Responding with Courage and Compassion

While there are certainly wise precautions to take when dealing with a widespread health crisis, as followers of Jesus we are not called to self-preservation but to self-sacrifice. Ultimately the spiritual truth is that whoever who holds onto their life selfishly, loses it. But whoever gives their life, losing it for Christ’s sake, finds it. 

I don’t think Jesus was talking so much about physically losing your life, although most of his disciples were martyred. Jesus was talking about a spiritual principle. Putting it another way, Jesus posed the question; ‘What good is it for a man to gain the whole world, yet forfeit his soul?”

Throughout history Christians have been at the forefront of responding to crises often putting their own lives at risk. Care for those with leprosy, sanitariums for those with tuberculosis, hospitals around the world, homes for orphans, and compassionate treatment for victims of AIDS. These are just a few examples of the legacy of the Christian faith down through the centuries. 

Christians have always faced the tragedies of life with courage and compassion. Let me give you just two examples.

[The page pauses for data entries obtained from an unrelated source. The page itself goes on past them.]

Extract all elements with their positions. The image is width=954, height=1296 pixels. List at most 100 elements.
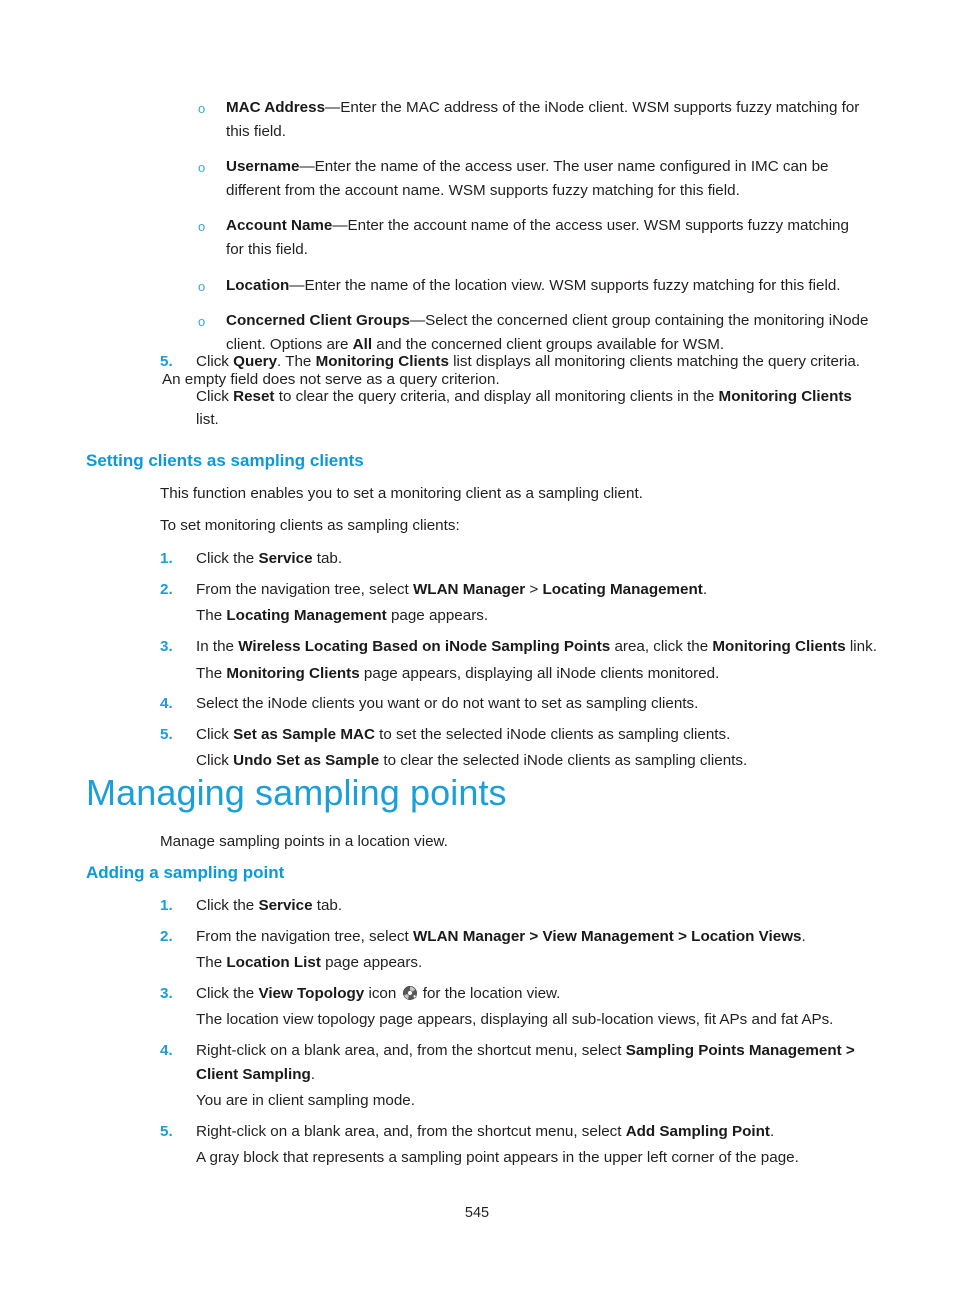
em-dash: —	[332, 217, 348, 235]
page-title: Managing sampling points	[86, 772, 846, 814]
intro-paragraph-1: This function enables you to set a monit…	[160, 485, 643, 502]
step-continuation-text: The Locating Management page appears.	[196, 607, 488, 624]
wlan-manager-ref: WLAN Manager	[412, 580, 526, 598]
text-fragment: >	[525, 580, 543, 598]
list-item-text: Account Name—Enter the account name of t…	[226, 217, 849, 258]
step-continuation-text: A gray block that represents a sampling …	[196, 1149, 799, 1167]
step-item: 2. From the navigation tree, select WLAN…	[160, 578, 880, 602]
step-number: 2.	[160, 580, 173, 598]
step-item: 4. Right-click on a blank area, and, fro…	[160, 1039, 890, 1086]
text-fragment: From the navigation tree, select	[196, 580, 413, 598]
text-fragment: .	[769, 1122, 775, 1140]
step-text: Right-click on a blank area, and, from t…	[196, 1042, 855, 1083]
query-button-ref: Query	[233, 353, 278, 370]
text-fragment: Right-click on a blank area, and, from t…	[196, 1041, 626, 1059]
list-item-text: MAC Address—Enter the MAC address of the…	[226, 99, 859, 140]
text-fragment: list.	[196, 411, 219, 429]
step-item: 5. Click Query. The Monitoring Clients l…	[160, 350, 870, 374]
setting-clients-body: This function enables you to set a monit…	[160, 482, 880, 774]
text-fragment: Right-click on a blank area, and, from t…	[196, 1122, 626, 1140]
service-tab-ref: Service	[258, 897, 313, 914]
list-item: o Username—Enter the name of the access …	[160, 155, 870, 202]
bullet-o-icon: o	[198, 160, 206, 176]
step-text: Click Set as Sample MAC to set the selec…	[196, 726, 730, 743]
step-text: Select the iNode clients you want or do …	[196, 695, 699, 713]
step-number: 5.	[160, 1122, 173, 1140]
definition-text: Enter the name of the location view. WSM…	[304, 276, 841, 294]
query-fields-sublist: o MAC Address—Enter the MAC address of t…	[160, 96, 870, 356]
step-continuation-text: The Location List page appears.	[196, 954, 422, 971]
text-fragment: tab.	[312, 897, 343, 914]
text-fragment: list displays all monitoring clients mat…	[448, 353, 860, 370]
step-number: 2.	[160, 927, 173, 945]
reset-button-ref: Reset	[233, 387, 275, 405]
intro-text: Manage sampling points in a location vie…	[160, 833, 448, 850]
text-fragment: Click the	[196, 897, 259, 914]
em-dash: —	[289, 276, 305, 294]
step-text: Click the Service tab.	[196, 550, 342, 567]
list-item-text: Username—Enter the name of the access us…	[226, 158, 829, 199]
term-label: MAC Address	[226, 99, 326, 116]
section-heading-adding-sampling-point: Adding a sampling point	[86, 862, 846, 884]
bullet-o-icon: o	[198, 101, 206, 116]
monitoring-clients-link-ref: Monitoring Clients	[712, 637, 846, 655]
list-item: o Account Name—Enter the account name of…	[160, 214, 870, 261]
step-number: 5.	[160, 353, 173, 370]
monitoring-clients-ref: Monitoring Clients	[718, 387, 852, 405]
text-fragment: icon	[364, 984, 401, 1002]
step-item: 4. Select the iNode clients you want or …	[160, 692, 880, 716]
step-number: 1.	[160, 897, 173, 914]
step-item: 1. Click the Service tab.	[160, 547, 880, 571]
text-fragment: Click	[196, 353, 234, 370]
step-item: 3. In the Wireless Locating Based on iNo…	[160, 635, 880, 659]
step-continuation: The location view topology page appears,…	[160, 1008, 890, 1032]
adding-sampling-point-body: 1. Click the Service tab. 2. From the na…	[160, 894, 890, 1171]
step-5-query-block: 5. Click Query. The Monitoring Clients l…	[160, 350, 870, 433]
text-fragment: Click	[196, 752, 234, 770]
text-fragment: .	[702, 580, 708, 598]
intro-paragraph-2: To set monitoring clients as sampling cl…	[160, 516, 460, 534]
step-text: Click Query. The Monitoring Clients list…	[196, 353, 860, 370]
step-item: 3. Click the View Topology icon for the …	[160, 982, 890, 1006]
em-dash: —	[325, 99, 341, 116]
step-continuation-text: You are in client sampling mode.	[196, 1092, 415, 1110]
heading-text: Adding a sampling point	[86, 863, 285, 882]
list-item: o MAC Address—Enter the MAC address of t…	[160, 96, 870, 143]
step-continuation: Click Undo Set as Sample to clear the se…	[160, 749, 880, 773]
term-label: Account Name	[226, 217, 333, 235]
step-item: 1. Click the Service tab.	[160, 894, 890, 918]
step-continuation: A gray block that represents a sampling …	[160, 1146, 890, 1170]
text-fragment: to set the selected iNode clients as sam…	[374, 725, 731, 743]
location-list-ref: Location List	[226, 954, 321, 972]
view-topology-icon	[402, 984, 417, 1000]
text-fragment: to clear the query criteria, and display…	[274, 387, 719, 405]
text-fragment: Click	[196, 387, 234, 405]
text-fragment: The	[196, 954, 227, 972]
step-number: 5.	[160, 725, 173, 743]
text-fragment: Click the	[196, 550, 259, 568]
heading-text: Managing sampling points	[86, 772, 507, 813]
step-continuation-text: Click Undo Set as Sample to clear the se…	[196, 752, 747, 769]
page-number: 545	[464, 1205, 490, 1221]
text-fragment: Click the	[196, 984, 259, 1002]
text-fragment: From the navigation tree, select	[196, 927, 413, 945]
set-as-sample-mac-ref: Set as Sample MAC	[233, 725, 375, 743]
add-sampling-point-ref: Add Sampling Point	[625, 1122, 770, 1140]
step-number: 3.	[160, 984, 173, 1002]
text-fragment: for the location view.	[418, 984, 561, 1002]
locating-management-ref: Locating Management	[226, 607, 387, 625]
term-label: Location	[226, 276, 290, 294]
monitoring-clients-ref: Monitoring Clients	[315, 353, 449, 370]
document-page: o MAC Address—Enter the MAC address of t…	[0, 0, 954, 1296]
text-fragment: The	[196, 664, 227, 682]
bullet-o-icon: o	[198, 278, 206, 294]
em-dash: —	[409, 312, 426, 330]
section-heading-setting-clients: Setting clients as sampling clients	[86, 450, 846, 472]
text-fragment: .	[801, 927, 806, 945]
text-fragment: to clear the selected iNode clients as s…	[379, 752, 748, 770]
text-fragment: link.	[845, 637, 877, 655]
step-continuation: The Locating Management page appears.	[160, 604, 880, 628]
definition-text: Enter the name of the access user. The u…	[226, 158, 829, 199]
monitoring-clients-ref: Monitoring Clients	[226, 664, 360, 682]
text-fragment: page appears.	[386, 607, 489, 625]
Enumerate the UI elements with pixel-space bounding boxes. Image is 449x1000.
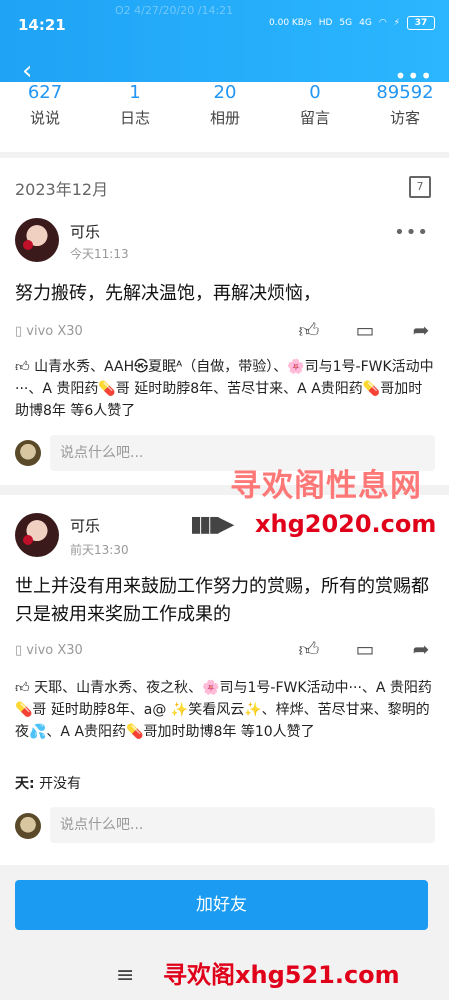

In AD 251 a plague swept through the Roman Empire decimating the population. In his Easter letter around AD 260, Dionysius wrote a tribute to the believers whose heroic efforts cost many of them their lives during the plague.
 
 

Pagans tended to flee the cities during plagues, but Christians were more likely to stay and minister to the suffering. According to Dionysius: “Most of our brother Christians showed unbounded love and loyalty, never sparing themselves and thinking only of one another. Heedless of danger, they took charge of the sick, attending to their every need and ministering to them in Christ, and with them departed this life serenely happy.”

Those who work in our hospitals today, many of them Christians, do just that every day.

During the Fall of 1793, yellow fever gripped the city of Philadelphia. Historian Richard Newman writes that, “from the moment it began, the yellow fever epidemic was a public-health crisis. Thousands of citizens fled, hospitals became overwhelmed, and dead bodies rotted in homes.”

Within this crisis, it was the emerging black church under the leadership of Richard Allen which entered into the suffering. Some assumed that persons of African descent were immune to Yellow Fever, and the free black community was approached to provide help. Spurned by other churches and slandered by others, Allen and his church served the sick when others isolated themselves for fear of catching the disease.

Despite the overt racism he faced, Allen modeled an empathetic approach to loving his neighbors. Allen and his fellow volunteers were heartbroken over the suffering of the sick. They resonated with those patients who had been cast out. Allen never lost sight of the truth: Those around him were lost and needed Jesus. 

We are reminded today that the gospel calls us to live sacrificially in the face of crisis. That although fear can threaten to flood our hearts and tempts us to isolate and hoard, Scripture anchors our hope in a God who is greater than the pain we endure in this life.

Let’s not lose our calling to compassionate love and service to others.

The Coronavirus will pass. Let it be said of us whose faith is in God; They responded with courage and compassion to others.

There is someone who needs you today.